Campos, who was looking after Alonso's management at the time, convinced Telefonica that it must support Alonso and with the money available a deal was negotiated for Fernando to drive for the Astromega Formula 3000 team alongside Frenchman Fabrice Walfisch. At the same time, thanks to the Telefonica link, Alonso was also asked to do some testing for Minardi. In the midseason, however, Telefonica chairman Juan Villalonga resigned from his position and his replacement decided that he was not interested in spending money in Grand Prix racing. At Spa Alonso won his first (and only Formula 3000 victory) ahead of his replacement team mate Marc Goossens and an impressive supporting cast which included Bruno Junqueira, Justin Wilson, Mark Webber, Franck Montagny, Enrique Bernoldi, Tomas Enge, Sebastien Bourdais, Tomas Scheckter, Christijan Albers and Darren Manning. He finished the year fourth in the championship and as Telefonica backing had disappeared Campos was faced with a problem of finding more backing for his protege. In the end he decided that the best course of action was to sign a management contract with Flavio Briatore. The downside was that Fernando would have to give a percentage of his future salary to the Renault F1 team boss, but the deal meant that it was in Briatore's interest to find work for Fernando. A deal was done for Fernando to drive for Paul Stoddart's Minardi team as team mate to Tarso Marques. It was a last-minute rush to get things ready as the team had only just been taken over by Stoddart and results were few and far between. Alonso had made little real impression, apart from showing himself to be a solid and very mature individual. At the end of that year, it was time for a difficult decision. To continue at Minardi might have an adverse effect on his career (although, as it turned out, his replacement Mark Webber used the opportunity to good effect) and Alonso and Briatore decided that he would be better off as a test driver for Renault with Jarno Trulli and Jenson Button. Alonso's contract stipulated that in 2003 he would move up to replace Button in the race team.

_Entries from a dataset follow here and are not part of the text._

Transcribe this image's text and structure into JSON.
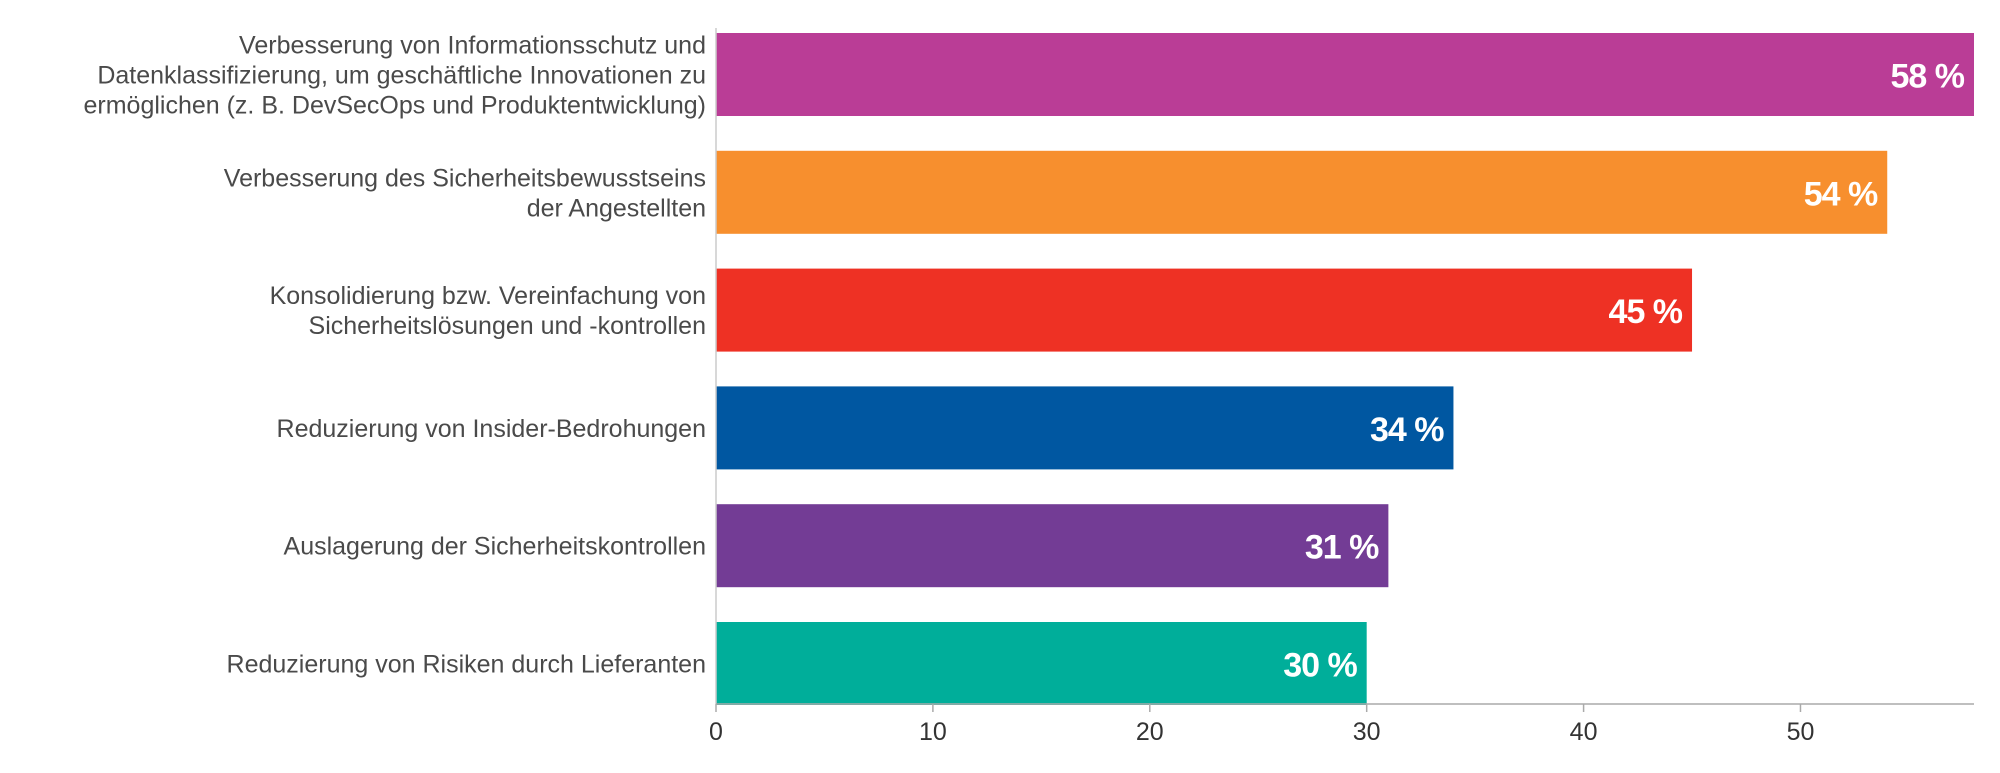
{
  "chart_data": {
    "type": "bar",
    "orientation": "horizontal",
    "categories": [
      [
        "Verbesserung von Informationsschutz und",
        "Datenklassifizierung, um geschäftliche Innovationen zu",
        "ermöglichen (z.  B. DevSecOps und Produktentwicklung)"
      ],
      [
        "Verbesserung des Sicherheitsbewusstseins",
        "der Angestellten"
      ],
      [
        "Konsolidierung bzw. Vereinfachung von",
        "Sicherheitslösungen und -kontrollen"
      ],
      [
        "Reduzierung von Insider-Bedrohungen"
      ],
      [
        "Auslagerung der Sicherheitskontrollen"
      ],
      [
        "Reduzierung von Risiken durch Lieferanten"
      ]
    ],
    "values": [
      58,
      54,
      45,
      34,
      31,
      30
    ],
    "value_labels": [
      "58 %",
      "54 %",
      "45 %",
      "34 %",
      "31 %",
      "30 %"
    ],
    "colors": [
      "#BA3D96",
      "#F78F2E",
      "#EE3124",
      "#0057A1",
      "#733C95",
      "#00AE9A"
    ],
    "xlim": [
      0,
      58
    ],
    "xticks": [
      0,
      10,
      20,
      30,
      40,
      50
    ],
    "xtick_labels": [
      "0",
      "10",
      "20",
      "30",
      "40",
      "50"
    ],
    "grid": false,
    "legend": "none"
  }
}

This he did and with the graduation coinciding with the impressive Renault R23, Fernando was able to do well and in Hungary he won his first victory. Hopes of building on that in 2004 were swept away as Ferrari dominated with 15 races wins. Trulli won for Renault in Monaco but although Alonso looked good it was not until after the French GP where Trulli rowed with the team and his performance dropped away dramatically, that Fernando emerged as the team leader.

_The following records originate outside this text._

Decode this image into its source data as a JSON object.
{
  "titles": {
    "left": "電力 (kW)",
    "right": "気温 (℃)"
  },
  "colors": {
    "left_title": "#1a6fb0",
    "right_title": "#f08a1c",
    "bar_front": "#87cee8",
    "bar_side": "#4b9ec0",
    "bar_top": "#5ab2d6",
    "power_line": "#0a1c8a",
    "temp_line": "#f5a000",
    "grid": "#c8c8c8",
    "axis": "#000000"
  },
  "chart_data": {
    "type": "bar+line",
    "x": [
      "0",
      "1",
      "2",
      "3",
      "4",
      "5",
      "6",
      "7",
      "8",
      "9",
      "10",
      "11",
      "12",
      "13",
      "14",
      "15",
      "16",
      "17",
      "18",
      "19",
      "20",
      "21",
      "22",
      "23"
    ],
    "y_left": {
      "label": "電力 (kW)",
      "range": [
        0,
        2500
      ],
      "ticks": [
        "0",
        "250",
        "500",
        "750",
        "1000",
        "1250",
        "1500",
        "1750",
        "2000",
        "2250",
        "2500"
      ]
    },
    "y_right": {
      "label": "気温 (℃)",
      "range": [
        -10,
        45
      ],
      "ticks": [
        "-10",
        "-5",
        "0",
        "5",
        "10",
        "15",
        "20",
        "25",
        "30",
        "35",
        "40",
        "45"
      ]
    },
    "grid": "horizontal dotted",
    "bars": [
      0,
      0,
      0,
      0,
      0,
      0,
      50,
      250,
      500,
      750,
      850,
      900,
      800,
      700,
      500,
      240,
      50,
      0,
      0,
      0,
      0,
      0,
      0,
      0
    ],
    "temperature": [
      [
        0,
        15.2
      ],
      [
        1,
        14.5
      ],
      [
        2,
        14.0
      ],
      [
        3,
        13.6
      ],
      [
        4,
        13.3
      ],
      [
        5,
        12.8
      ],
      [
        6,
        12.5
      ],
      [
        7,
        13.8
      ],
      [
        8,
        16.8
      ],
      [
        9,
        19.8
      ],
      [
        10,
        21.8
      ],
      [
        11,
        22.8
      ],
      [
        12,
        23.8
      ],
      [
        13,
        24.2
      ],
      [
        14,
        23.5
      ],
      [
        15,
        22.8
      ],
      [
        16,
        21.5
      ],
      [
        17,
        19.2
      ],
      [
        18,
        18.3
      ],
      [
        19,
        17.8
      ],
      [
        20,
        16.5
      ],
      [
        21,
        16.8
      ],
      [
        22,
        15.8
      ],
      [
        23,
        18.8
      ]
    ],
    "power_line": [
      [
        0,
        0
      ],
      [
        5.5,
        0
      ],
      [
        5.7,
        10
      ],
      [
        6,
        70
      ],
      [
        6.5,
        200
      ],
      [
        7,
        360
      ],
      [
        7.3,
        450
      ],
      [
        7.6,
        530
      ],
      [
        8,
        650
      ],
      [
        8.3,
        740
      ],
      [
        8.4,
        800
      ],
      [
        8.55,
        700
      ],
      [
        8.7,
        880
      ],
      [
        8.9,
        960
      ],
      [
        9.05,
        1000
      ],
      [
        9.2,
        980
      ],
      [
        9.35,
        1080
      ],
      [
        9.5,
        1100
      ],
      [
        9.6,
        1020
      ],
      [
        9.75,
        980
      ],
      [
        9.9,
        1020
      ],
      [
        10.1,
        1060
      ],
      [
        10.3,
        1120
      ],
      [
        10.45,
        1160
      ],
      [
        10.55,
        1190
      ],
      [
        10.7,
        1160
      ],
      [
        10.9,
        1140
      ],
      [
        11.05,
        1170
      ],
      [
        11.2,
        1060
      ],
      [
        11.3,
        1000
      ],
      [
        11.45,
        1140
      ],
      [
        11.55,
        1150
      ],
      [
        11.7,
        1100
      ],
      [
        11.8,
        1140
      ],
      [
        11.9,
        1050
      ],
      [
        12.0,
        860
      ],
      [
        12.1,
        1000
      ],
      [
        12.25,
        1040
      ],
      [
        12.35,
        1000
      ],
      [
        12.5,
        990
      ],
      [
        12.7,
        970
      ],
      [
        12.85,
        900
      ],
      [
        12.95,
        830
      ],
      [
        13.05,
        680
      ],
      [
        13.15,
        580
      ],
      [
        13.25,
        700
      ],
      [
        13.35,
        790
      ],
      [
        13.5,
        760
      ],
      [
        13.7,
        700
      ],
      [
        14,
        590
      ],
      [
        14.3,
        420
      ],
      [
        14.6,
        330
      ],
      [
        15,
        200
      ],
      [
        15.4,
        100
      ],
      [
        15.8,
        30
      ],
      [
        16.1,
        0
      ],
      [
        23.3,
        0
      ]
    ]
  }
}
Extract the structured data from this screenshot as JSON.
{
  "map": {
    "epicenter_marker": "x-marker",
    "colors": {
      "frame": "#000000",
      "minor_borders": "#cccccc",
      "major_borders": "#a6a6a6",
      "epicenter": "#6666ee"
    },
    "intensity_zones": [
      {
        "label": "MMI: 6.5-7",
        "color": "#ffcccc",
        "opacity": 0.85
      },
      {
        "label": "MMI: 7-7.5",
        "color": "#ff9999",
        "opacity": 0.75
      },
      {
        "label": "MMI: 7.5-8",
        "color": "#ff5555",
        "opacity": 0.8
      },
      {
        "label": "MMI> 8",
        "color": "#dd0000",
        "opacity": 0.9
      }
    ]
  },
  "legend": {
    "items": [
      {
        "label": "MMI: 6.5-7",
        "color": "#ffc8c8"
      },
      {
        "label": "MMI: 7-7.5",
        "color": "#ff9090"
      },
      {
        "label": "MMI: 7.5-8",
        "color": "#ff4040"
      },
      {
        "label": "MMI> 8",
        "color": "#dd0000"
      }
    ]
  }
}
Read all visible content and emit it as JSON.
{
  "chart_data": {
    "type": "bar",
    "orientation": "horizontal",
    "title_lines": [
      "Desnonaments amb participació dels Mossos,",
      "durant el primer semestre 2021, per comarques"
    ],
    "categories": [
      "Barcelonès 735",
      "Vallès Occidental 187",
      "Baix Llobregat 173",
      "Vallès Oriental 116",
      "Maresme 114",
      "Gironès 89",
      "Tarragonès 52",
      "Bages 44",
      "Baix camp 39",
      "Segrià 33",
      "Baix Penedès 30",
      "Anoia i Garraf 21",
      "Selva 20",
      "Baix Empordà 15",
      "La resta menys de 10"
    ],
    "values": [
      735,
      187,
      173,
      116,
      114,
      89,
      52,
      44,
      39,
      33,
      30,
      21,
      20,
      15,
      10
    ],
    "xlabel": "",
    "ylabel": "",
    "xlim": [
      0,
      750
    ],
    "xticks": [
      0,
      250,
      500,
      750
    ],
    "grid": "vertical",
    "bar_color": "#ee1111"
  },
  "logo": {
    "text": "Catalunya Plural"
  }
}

Even in Melbourne this year Alonso was overshadowed by team mate Giancarlo Fisichella but that was to be a short-lived success and Alonso won the next three races. After the San Marino Grand Prix the Renault performance tailed off and McLaren became the team to beat but reliability problems allowed Fernando to pick up wins at the Nurburgring, France and in Germany.
In recent months it has been very clear that Renault was not as fast as McLaren but Alonso has kept his cool, taken the chances when they came along and wins the world championship in style - the youngest man ever to be World Champion.